With the latest advancements in sensing technology and artificial intelligence (AI), the industry is actively developing new sensor architectures aimed at eliminating data interfaces between sensing arrays, memory, and processors to enhance device performance. Although ultrafast optical sensors based on in-sensor computing (ISC) have been achieved using tunable two-dimensional materials, temperature field ISC sensors remain unrealized due to the slow response and fixed responsivity characteristics of traditional temperature sensors (e.g., thermistors, thermocouples, thermal infrared sensors).

Recently, a research team led by Professors Liu Jun, Tang Jun, and Guo Hao from North University of China, in collaboration with a team led by Researcher Wang Lili from the Institute of Semiconductors at the Chinese Academy of Sciences, proposed a diamond array-based quantum sensor for ultrafast temperature field detection and identification (TDI-DQS).

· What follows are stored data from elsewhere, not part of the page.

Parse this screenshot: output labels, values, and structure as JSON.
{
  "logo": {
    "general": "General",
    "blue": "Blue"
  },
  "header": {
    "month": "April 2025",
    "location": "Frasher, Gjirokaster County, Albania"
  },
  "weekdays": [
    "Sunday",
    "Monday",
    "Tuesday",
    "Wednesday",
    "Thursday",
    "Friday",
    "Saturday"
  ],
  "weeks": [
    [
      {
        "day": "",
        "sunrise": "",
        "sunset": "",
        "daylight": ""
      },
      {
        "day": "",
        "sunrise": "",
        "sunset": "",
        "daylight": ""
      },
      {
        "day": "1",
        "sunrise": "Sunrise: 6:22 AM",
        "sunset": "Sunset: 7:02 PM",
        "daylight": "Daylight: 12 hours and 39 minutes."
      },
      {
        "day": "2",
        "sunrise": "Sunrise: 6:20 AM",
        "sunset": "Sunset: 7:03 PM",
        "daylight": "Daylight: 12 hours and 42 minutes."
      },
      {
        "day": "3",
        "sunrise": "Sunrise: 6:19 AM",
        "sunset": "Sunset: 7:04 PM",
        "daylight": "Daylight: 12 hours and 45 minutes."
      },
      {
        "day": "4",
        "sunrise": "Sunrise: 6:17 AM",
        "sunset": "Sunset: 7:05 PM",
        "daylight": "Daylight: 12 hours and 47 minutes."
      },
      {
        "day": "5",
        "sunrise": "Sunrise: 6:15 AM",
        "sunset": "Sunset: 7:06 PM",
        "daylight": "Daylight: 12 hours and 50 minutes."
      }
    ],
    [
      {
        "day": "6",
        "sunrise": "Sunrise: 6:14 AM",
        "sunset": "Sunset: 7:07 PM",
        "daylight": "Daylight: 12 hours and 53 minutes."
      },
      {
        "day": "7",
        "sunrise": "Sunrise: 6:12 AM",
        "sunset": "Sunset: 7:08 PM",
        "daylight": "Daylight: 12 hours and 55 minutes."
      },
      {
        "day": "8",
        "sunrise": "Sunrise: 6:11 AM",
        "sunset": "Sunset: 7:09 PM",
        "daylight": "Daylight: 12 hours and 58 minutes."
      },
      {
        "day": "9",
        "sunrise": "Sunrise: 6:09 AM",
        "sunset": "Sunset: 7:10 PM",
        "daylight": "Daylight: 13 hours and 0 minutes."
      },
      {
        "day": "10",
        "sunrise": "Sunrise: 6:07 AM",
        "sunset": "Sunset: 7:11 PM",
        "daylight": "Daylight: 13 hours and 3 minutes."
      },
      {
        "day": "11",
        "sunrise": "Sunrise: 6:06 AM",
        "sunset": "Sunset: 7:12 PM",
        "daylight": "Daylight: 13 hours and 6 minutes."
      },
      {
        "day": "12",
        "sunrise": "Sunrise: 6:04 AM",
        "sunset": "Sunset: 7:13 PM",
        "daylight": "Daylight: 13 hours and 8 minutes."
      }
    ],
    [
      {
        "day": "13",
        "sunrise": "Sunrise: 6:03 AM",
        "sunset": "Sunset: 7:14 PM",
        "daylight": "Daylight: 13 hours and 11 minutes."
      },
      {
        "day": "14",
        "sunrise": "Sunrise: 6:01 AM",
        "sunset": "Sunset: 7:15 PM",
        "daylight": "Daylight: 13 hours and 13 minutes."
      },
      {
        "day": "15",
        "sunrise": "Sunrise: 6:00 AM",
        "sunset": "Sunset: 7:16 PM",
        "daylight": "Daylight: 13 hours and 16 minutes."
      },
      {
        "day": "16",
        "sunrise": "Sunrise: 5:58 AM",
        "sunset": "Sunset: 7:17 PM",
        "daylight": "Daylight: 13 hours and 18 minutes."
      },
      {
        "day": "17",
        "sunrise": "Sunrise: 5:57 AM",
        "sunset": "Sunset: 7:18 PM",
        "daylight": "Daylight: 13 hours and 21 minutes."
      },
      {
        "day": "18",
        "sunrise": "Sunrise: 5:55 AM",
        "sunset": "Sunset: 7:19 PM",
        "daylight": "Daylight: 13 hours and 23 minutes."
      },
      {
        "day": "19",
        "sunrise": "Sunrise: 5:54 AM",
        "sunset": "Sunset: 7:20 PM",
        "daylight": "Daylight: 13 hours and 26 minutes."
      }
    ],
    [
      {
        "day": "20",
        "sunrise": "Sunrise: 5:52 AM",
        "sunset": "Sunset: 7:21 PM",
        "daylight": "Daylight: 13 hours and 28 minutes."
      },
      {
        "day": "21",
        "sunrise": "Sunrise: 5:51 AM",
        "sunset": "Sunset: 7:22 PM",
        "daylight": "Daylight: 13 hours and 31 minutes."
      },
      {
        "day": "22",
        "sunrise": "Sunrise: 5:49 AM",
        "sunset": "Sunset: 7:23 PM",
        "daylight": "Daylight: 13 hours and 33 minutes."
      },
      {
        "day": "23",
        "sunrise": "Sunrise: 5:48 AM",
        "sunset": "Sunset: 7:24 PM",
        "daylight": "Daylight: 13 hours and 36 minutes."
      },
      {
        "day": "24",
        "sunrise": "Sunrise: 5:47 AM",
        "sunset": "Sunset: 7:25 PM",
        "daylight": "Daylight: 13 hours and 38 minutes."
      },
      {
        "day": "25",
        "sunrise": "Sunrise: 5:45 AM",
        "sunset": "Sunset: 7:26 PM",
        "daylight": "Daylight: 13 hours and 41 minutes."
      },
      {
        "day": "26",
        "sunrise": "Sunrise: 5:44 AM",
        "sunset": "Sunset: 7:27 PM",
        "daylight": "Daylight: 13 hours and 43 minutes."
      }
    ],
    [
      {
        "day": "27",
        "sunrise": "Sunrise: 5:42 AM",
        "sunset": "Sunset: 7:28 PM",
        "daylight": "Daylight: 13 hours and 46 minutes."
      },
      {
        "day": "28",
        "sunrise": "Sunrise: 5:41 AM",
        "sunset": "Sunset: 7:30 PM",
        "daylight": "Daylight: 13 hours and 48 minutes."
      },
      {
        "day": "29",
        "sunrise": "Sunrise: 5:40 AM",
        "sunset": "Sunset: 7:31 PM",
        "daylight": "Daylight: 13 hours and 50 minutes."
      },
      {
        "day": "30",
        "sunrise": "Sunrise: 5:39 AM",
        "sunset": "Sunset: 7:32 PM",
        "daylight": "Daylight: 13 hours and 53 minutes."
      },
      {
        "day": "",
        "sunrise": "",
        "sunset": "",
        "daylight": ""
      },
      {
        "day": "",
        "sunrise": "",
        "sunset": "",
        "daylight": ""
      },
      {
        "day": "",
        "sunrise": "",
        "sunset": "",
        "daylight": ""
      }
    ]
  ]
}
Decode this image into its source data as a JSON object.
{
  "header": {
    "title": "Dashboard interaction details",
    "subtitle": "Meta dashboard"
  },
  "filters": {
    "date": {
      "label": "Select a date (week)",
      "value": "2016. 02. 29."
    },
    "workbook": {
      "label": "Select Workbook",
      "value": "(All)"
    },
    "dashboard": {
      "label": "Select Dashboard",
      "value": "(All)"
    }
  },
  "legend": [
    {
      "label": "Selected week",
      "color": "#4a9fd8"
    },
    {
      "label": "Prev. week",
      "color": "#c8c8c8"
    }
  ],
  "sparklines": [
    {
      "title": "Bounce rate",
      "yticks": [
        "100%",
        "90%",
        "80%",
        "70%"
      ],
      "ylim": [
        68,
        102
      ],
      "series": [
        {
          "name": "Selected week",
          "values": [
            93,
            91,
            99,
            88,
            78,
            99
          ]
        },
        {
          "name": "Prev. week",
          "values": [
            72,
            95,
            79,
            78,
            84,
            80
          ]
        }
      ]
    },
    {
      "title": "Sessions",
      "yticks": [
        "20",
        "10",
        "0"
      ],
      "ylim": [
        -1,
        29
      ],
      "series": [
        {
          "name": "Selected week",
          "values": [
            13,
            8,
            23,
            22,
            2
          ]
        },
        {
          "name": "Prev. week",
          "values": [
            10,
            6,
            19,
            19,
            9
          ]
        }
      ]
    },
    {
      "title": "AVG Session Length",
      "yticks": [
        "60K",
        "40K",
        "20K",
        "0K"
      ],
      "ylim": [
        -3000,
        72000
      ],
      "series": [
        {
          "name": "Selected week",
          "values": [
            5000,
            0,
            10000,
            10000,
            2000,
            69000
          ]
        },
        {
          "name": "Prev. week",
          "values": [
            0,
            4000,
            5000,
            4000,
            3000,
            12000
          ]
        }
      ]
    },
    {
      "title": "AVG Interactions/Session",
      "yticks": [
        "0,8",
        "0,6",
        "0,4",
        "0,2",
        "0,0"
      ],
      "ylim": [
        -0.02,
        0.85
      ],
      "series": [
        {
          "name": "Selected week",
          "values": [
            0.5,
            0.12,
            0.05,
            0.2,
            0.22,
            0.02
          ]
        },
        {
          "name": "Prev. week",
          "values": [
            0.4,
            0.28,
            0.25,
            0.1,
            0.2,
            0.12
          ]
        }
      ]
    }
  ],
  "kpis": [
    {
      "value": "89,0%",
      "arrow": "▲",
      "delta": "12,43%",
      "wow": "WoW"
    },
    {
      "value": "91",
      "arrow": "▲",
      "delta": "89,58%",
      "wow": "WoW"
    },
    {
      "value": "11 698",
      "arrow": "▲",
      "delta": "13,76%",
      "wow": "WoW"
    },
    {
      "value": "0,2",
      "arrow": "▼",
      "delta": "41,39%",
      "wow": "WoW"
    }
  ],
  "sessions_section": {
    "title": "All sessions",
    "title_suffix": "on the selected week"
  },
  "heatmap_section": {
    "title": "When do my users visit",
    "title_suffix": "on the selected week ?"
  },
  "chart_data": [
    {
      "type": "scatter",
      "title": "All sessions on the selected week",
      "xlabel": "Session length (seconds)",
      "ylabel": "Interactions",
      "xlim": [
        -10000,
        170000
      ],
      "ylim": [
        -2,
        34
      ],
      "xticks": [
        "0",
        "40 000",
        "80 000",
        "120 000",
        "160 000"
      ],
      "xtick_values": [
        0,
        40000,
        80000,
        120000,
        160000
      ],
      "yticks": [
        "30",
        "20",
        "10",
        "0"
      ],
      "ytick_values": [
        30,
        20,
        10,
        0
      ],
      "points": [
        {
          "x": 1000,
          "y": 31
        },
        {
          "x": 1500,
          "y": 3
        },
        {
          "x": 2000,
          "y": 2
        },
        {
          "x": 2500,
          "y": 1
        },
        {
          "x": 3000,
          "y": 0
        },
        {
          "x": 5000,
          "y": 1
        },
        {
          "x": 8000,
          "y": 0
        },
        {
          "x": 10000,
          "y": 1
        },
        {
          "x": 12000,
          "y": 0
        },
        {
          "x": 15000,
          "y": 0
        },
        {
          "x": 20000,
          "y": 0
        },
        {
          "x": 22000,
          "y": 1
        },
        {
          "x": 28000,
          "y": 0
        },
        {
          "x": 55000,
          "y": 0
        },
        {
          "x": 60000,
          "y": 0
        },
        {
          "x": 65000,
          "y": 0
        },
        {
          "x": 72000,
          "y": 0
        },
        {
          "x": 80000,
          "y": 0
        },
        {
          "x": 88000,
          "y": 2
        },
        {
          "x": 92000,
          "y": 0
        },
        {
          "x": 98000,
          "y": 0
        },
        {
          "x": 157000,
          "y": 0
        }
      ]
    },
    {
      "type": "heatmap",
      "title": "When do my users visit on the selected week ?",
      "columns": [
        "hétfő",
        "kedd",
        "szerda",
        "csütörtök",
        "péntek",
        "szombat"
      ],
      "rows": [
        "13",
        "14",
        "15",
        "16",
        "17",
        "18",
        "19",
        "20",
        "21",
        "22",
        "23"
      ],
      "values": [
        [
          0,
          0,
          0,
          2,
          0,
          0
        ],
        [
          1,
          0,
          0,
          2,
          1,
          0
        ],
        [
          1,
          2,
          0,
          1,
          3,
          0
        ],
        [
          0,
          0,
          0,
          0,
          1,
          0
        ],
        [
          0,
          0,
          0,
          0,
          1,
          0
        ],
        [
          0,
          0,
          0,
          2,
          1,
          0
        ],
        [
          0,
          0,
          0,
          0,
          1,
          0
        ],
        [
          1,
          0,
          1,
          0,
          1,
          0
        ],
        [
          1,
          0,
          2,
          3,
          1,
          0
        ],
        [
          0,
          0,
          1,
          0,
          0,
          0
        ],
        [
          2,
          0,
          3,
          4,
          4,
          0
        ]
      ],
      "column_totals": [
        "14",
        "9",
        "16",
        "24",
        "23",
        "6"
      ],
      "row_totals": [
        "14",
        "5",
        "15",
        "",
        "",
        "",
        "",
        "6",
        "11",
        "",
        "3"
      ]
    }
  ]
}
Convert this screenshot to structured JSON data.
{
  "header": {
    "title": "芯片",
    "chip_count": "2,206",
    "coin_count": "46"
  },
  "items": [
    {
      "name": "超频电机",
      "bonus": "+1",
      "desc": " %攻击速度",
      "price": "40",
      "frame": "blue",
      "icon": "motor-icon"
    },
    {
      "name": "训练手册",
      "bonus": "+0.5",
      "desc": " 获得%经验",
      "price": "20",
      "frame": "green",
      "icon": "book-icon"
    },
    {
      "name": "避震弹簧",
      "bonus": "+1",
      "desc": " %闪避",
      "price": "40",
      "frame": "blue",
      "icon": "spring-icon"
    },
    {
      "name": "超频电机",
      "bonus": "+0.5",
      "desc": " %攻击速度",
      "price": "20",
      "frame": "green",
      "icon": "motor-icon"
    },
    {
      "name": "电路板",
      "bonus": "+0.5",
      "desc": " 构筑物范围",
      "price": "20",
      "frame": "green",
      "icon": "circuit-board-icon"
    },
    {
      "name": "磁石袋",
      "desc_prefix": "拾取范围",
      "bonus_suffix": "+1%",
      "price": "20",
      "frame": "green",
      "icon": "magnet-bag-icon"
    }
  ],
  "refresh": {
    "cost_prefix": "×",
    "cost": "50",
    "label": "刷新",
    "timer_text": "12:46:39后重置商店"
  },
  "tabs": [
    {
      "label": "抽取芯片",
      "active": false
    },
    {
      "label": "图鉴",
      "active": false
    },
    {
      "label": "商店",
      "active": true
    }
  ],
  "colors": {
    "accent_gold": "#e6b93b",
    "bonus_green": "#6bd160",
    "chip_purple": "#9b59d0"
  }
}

This sensor integrates temperature sensing and real-time processing functions within a unified sensor-in-sensor computing (ISC) architecture. By leveraging the strong linear correlation between temperature and the zero-field splitting of nitrogen vacancy (NV) color centers in diamond, combined with multi-parameter microwave modulation, it successfully achieves fixed-frequency temperature sensing with ultrafast response speed and tunable responsivity, achieving a single detection and identification delay of only 196.8 μs.

In this work, researchers propose a Temperature Field Detection and Identification Diamond Quantum Sensor (TDI-DQS), which incorporates an array of nitrogen-vacancy (NV) color centers in diamond within an In-Sensor Computing (ISC) architecture. This design integrates sensing, storage, and processing functions at the physical level, enabling real-time, low-latency computation directly within the sensor. The TDI-DQS consists of a spatially structured diamond array and a parallel compensation resistor array. Specifically, the diamond array performs real-time matrix-vector multiplication for temperature intensity and responsivity, while utilizing Kirchhoff's current summation law to directly execute fully connected artificial neural network (ANN) operations on the analog sensor output. The resulting TDI-DQS combines the ultrafast characteristics of quantum sensing with the computational efficiency of the ISC architecture, eliminating the need for additional discrete memory and processor modules and effectively avoiding performance degradation caused by extensive redundant data transmission.